Ms Majiet said something should be done to stop this problem. She asked: “How many more children must we lose?”

She said the street committee felt the family’s pain and sadness; and were sorry for their loss.

Riedewaan’s father Ebrahim Boltman could not find the words to explain the pain brought about by the death of his son.

He said Riedewaan was a normal teenager, who did what “normal children do.”

“My son was shot because of mistaken identity,” he said.

Mr Boltman said his son was not a gangster.

He was with Riedewaan when he breathed his last.

His class teacher Cheryl Hendricks said the Grade 10 pupil at Oval North High School in Beacon Valley was an above average academic. She visited his home, where she met with Riedewaan’s family, among them his younger sister and pregnant stepmother.

“His stepmother said that he would not get to meet his new sibling,” Ms Hendricks said.

Riedewaan would have celebrated his 16th birthday next month – on June 22.

She said his death was not just felt by his classmates but also the school because of the type of person he was.

“He was always neat and took care of his appearance. Similarly he was neat in his work and presented his best school work,” she said.

Ms Hendricks said he always greeted the teachers no matter how many times he saw them during the day.

“He was always smiling and ready to make you smile. He would often enquire about people’s well-being,” she said.

Ms Hendricks said while the Grade 10 class was only due at school yesterday, Tuesday, because of Covid-19 protocols, on Monday May 24 in their WhatsApp chat group, Riedewaan’s fellow pupils lamented his loss.

She said it was rather sad that children have come to regard the shootings as normal. “Gunshots are part of everyday life and conversation. It is background noise,” she said.

Mitchell’s Plain Community Police Forum chairman, Norman Jantjes, said they were disturbed and horrified by the ongoing violence and murders in the area.

“We’ve lost another four young men over the past two weeks, allegedly mostly gang-related, the latest being the 15-year-old teenager from Beacon Valley,” he said.

Mr Jantjes expressed their condolences to the families of the victims.

“It’s a totally unacceptable situation where human lives mean nothing,” he said.

He said communities were living in fear – not knowing where or when the next shooting incident was going to happen or who would be the next victim.

“We as the Mitchell’s Plain CPF firmly believe that we need more police officers and vans so that we can have more visible policing.

“We need more social crime prevention programmes so that we can divert young people away from gangsterism and drugs,” he said.

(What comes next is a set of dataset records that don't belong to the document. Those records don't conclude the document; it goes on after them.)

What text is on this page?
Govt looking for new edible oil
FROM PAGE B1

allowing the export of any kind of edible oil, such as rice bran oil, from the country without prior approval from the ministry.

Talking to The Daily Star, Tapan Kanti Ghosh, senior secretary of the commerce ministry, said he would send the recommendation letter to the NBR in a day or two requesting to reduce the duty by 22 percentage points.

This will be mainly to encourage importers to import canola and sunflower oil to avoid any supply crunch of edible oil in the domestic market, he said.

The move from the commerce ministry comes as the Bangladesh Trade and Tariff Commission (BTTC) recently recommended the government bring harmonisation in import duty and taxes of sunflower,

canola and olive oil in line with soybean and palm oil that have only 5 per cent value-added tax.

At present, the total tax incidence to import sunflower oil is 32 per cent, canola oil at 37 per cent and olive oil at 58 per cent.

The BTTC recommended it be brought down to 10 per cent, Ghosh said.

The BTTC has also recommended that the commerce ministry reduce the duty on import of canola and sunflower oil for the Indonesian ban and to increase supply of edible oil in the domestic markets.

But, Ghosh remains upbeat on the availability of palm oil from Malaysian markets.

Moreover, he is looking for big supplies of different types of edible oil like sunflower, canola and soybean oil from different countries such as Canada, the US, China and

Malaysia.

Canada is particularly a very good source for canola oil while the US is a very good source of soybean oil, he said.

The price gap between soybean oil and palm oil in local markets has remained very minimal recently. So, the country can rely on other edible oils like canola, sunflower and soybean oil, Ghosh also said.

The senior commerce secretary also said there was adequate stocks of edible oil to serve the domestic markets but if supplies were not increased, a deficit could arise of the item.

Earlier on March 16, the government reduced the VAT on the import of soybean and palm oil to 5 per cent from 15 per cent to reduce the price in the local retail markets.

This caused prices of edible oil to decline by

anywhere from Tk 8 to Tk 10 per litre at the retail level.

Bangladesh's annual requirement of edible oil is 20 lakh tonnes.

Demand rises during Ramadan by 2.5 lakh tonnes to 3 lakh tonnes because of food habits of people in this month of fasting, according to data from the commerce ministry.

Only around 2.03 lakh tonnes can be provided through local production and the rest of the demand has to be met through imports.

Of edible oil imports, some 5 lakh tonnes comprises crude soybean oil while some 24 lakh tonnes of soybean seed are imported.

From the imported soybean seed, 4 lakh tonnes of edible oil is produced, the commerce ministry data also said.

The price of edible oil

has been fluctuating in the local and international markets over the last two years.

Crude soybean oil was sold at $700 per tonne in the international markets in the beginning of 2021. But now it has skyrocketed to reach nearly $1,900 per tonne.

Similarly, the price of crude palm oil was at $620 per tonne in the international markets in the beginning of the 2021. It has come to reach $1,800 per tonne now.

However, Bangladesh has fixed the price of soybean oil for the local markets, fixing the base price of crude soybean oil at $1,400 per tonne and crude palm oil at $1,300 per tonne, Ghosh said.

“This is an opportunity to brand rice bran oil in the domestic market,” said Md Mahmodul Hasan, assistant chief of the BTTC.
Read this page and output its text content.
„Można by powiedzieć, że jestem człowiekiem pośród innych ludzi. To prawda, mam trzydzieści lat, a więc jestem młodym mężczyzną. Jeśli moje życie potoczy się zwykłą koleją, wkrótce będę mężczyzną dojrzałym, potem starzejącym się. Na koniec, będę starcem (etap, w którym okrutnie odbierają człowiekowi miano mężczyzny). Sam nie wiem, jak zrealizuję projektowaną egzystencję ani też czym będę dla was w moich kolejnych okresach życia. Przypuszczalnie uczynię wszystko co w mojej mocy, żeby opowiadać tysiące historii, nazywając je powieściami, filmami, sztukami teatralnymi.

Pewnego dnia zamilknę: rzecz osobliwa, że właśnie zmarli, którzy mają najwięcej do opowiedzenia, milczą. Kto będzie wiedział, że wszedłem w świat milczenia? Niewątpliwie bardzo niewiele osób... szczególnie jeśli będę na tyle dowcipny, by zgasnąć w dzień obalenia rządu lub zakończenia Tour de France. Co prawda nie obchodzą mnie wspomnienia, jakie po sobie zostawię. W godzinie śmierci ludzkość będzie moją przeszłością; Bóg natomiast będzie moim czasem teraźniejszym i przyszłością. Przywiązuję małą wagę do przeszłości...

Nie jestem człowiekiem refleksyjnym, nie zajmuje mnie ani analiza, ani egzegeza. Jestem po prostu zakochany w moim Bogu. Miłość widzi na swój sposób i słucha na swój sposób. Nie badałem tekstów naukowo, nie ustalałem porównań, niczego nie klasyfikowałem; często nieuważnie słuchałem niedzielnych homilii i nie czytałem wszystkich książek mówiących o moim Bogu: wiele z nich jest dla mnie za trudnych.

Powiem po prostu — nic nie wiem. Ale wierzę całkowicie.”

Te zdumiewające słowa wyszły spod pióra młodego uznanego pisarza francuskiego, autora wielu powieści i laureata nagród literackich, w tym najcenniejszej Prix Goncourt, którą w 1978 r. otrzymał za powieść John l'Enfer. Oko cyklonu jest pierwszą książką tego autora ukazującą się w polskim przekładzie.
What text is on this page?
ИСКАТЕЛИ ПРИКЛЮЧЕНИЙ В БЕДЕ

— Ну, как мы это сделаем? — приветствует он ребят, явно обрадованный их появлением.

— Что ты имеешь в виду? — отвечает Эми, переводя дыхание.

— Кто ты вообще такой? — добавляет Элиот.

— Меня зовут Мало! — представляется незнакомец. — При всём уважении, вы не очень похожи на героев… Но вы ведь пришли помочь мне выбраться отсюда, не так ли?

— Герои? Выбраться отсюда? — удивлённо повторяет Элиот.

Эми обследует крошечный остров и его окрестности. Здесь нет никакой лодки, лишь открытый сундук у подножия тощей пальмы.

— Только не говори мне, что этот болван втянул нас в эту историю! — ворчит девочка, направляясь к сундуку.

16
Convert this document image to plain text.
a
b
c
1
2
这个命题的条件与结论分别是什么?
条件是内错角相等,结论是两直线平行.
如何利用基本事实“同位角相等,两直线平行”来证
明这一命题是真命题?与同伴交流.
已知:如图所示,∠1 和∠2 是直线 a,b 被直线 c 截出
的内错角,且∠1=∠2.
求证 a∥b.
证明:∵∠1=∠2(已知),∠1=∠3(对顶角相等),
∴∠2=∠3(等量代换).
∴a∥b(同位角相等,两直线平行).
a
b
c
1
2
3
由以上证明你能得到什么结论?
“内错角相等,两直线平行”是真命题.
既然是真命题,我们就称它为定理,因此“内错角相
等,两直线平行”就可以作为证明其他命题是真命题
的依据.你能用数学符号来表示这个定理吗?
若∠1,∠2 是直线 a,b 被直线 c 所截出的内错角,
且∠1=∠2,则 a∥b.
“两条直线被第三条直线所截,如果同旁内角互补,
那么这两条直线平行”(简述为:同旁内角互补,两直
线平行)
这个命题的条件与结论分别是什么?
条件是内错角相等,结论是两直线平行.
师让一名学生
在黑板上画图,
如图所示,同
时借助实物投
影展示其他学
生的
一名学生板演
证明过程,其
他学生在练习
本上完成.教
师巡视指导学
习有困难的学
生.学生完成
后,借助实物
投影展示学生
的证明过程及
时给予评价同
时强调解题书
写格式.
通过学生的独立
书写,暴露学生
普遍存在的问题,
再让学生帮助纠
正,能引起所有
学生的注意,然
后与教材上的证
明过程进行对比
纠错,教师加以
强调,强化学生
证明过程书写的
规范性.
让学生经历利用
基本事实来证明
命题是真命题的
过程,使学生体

Mr Jantjes said the Chrysalis Academy could only accommodate a few young people a year and that additional facilities and programmes were needed for the thousands of youth in the community.

He explained that school dropout levels were high, which is evident by all the young people standing around during school hours.

Mr Jantjes said their memorandum given on Sunday March 14, to the City of Cape Town, the provincial government and provincial SAPS, also highlighted the need for an integrated gang intervention programme, which should specifically address gangsterism (“Call for an end to the violence”, Plainsman, March 17).

“We’ve also highlighted the need for a round table with the government to address the issue. Unfortunately it appears that they’re not really interested,” he said (“Call for premier’s response”, Plainsman, May 13).

Mr Janjtes said they also urged community members to join their local neighbourhood watch, to increase the level of safety in the area.

“Parents should spend more time with their children, know their whereabouts and get to know their friends,” he said.

Mr Jantjes said it was better to identify challenges and address those or seek appropriate intervention and support.

“This will assist them to make informed decisions which should make it more difficult to be recruited into gangs or get involved with drugs,” he said.